Problems? The girl herself was a problem, thought Ankur. It was sick. There were too many love stories happening at the same time. There were bound to be problems.
‘Caroline has this annoying male cousin…,’ Annoying. Now that was a word that Ankur was familiar with. He could hardly wait to launch into his own tale about the annoying Rohit.
The two young lawyers were sitting at their wooden desks in class and Vyas was telling Ankur of his sad love life. Vyas usually never did that. This had to be serious.
‘Caroline keeps going out for coffee with this guy Vincent… whom she calls her cousin,’ said a visibly irritated Vyas.
‘Then tell her not to,’ said Ankur assertively, not sure whether he ought to sound sympathetic or angry.
‘I have. But she says I’m being stupid,’ Vyas replied dejectedly.
Now this was something new. A girl who breaks into the boys’ hostel and comes climbing drainpipes has finally found something she calls stupid. The girl was making progress. It called for a celebration.
‘As a boyfriend, I guess you have the right…,’ Ankur was wisely counselling, when Sonali appeared.
‘Rohit and I have to do this assignment…may I please xerox your notes?’

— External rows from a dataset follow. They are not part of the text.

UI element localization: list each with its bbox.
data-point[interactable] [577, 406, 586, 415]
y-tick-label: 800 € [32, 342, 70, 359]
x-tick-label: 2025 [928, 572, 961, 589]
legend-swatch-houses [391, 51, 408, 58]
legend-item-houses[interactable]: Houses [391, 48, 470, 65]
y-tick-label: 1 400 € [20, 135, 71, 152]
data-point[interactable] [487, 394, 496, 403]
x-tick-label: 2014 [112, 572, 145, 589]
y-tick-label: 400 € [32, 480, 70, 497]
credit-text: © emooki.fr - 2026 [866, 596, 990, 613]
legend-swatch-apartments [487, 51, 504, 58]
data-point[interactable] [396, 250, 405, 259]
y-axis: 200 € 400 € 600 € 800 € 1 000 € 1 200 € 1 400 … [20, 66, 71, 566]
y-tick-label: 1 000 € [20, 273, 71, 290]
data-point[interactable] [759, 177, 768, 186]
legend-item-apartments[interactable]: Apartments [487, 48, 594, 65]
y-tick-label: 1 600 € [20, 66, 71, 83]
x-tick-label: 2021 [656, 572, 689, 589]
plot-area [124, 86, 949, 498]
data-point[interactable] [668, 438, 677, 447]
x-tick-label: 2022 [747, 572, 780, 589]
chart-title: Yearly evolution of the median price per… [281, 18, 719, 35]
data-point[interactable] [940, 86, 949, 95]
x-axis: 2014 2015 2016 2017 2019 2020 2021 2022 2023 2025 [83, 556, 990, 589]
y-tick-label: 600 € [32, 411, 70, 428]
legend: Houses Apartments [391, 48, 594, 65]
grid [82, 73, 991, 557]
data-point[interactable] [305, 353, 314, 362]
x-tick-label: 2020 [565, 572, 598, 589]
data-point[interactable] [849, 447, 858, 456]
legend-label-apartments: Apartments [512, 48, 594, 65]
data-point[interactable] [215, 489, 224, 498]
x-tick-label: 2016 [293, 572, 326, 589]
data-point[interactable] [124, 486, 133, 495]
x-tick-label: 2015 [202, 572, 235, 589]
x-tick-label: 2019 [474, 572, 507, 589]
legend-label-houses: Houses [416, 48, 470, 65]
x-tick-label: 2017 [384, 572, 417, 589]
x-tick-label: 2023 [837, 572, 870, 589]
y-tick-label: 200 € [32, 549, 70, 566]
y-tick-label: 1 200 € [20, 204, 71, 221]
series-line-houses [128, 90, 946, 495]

Did she say xerox? No lady, there are certain things a gentleman can’t allow, especially when requested for, for a scoundrel.
‘Xerox, yeah of course!’ is what Ankur heard himself say, his chubby cheeks flushing. This was the first time after that pencil jabbing session that Sonali had actually come up to talk to him. He would let her xerox his notes. But he needed to photocopy his brain first. He was fast losing it.

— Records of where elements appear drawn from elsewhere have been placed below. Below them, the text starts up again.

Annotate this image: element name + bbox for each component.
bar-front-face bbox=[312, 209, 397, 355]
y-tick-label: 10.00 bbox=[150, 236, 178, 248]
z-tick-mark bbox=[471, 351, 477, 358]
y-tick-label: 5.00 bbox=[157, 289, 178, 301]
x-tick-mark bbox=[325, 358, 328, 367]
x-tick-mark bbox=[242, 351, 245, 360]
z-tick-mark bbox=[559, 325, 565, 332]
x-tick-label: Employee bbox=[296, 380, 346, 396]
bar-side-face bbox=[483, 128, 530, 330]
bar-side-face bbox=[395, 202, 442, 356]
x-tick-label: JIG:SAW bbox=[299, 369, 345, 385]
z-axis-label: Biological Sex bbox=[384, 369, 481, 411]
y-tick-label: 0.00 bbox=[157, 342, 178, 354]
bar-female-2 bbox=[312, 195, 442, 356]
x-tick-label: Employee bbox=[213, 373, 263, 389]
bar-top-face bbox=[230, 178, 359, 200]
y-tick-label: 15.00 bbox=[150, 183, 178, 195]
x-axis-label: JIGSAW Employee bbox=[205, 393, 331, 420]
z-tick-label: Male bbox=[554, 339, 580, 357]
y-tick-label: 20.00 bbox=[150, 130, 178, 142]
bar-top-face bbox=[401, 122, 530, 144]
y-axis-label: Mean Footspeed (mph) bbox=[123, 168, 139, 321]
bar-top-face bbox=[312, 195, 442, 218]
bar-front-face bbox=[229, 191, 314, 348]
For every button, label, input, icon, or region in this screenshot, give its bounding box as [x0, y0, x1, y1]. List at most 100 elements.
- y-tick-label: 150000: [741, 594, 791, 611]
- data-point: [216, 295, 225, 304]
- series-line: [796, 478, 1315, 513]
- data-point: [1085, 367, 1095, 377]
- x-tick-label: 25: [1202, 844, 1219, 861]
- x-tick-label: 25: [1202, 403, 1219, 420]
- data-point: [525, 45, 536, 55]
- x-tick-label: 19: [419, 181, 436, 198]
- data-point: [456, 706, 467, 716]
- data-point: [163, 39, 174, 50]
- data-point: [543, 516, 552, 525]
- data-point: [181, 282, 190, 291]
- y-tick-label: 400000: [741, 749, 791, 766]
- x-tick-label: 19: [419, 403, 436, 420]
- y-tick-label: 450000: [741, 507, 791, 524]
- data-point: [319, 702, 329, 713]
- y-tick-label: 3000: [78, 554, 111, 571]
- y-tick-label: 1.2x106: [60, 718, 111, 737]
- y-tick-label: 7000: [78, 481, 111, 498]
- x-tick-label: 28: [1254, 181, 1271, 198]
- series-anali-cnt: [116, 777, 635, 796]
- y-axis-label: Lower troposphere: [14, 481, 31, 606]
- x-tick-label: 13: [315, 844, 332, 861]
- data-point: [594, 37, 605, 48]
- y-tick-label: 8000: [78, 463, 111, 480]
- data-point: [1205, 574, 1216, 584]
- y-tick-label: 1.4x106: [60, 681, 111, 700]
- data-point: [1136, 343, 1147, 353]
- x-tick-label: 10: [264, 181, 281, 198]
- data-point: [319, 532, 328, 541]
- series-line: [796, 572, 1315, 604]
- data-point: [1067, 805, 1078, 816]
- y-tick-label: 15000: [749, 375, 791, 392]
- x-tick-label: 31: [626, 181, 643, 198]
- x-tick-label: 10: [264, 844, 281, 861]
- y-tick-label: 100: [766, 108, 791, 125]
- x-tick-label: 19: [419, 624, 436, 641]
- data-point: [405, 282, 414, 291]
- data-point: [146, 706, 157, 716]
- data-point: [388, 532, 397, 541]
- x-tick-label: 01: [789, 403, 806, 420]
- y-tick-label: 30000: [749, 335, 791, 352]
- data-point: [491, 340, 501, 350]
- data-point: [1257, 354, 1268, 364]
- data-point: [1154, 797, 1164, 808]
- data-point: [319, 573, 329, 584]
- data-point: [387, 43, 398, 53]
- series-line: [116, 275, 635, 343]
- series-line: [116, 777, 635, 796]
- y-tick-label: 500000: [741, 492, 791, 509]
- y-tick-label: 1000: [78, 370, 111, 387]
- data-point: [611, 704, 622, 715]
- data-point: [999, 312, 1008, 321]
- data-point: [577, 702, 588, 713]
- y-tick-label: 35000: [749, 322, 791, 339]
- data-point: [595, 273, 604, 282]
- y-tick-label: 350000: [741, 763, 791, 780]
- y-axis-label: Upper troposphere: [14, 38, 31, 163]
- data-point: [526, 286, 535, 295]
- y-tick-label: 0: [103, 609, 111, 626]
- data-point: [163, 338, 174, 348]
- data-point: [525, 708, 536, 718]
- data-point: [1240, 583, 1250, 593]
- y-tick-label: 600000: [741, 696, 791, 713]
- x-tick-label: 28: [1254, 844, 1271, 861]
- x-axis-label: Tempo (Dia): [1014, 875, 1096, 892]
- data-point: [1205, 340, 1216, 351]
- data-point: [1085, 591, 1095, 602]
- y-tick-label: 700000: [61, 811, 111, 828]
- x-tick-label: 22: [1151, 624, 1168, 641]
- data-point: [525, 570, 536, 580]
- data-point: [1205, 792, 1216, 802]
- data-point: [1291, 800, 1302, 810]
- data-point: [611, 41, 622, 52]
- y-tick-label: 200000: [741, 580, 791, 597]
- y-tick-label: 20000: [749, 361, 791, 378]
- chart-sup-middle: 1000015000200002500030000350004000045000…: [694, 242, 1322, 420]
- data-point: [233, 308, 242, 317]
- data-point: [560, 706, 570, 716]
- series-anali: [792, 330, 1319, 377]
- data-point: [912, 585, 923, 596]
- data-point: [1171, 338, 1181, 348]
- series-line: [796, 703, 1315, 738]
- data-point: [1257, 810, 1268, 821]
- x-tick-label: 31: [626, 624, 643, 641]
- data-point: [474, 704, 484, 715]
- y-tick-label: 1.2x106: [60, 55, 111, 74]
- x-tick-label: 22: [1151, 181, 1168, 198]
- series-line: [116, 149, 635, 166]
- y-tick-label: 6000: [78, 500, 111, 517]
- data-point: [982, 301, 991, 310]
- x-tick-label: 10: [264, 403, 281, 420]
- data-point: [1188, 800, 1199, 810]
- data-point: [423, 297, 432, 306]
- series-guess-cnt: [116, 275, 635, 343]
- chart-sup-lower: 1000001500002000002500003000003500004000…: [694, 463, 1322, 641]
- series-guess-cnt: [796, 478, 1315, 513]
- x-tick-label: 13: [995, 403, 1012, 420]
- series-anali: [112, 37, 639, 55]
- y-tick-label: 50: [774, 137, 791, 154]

‘I don’t believe you actually gave her your notes,’ Vyas said, his expression, a degree more pained than what it had been when Ankur had seen it last.
‘You are such a lovesick puppy,’ Vyas declared with a tired smile. Well, welcome to the club, was all that the dazed Ankur wanted to say.
Sixteen
From September to December each year, there were a series of competitions and quizzes held in all the colleges that surrounded the All Idiots of the Universe. Ankur had managed to drag Vyas with him to all of them. Vyas willingly followed, with a slightly apologetic smile. With a dominating girlfriend ordering him around for almost half a decade, Vyas was used to being bossed around. Souvik meanwhile took part in literary activities of a different kind. Poetry writing was something that he did in his free
time. Apart from singing, playing the guitar and thinking of Jaishree, of course.
Yet, unlike his other hobbies, poetry allowed Souvik to think specifically of Jaishree as he penned his verses chewing his pen cap. After several hours of practice, he had finally composed a poem, which could be shown to that lovely poetry in motion.
After the trip to the exhibition, Souvik felt certain that Jaishree would at least pause to read his poem. Whether she chose to make a paper plane out of it later, would hardly matter, as long as the doe shaped eyes gave his poem a glance. And him a chance. Even his thoughts had begun to rhyme. It was amazing!
Souvik soon set about to write the poem of his life, but his initial attempts were disastrous. Yet, an hour of vigorous scribbling later, Souvik had produced his self-declared masterpiece and took it to the library where he knew Jaishree would be.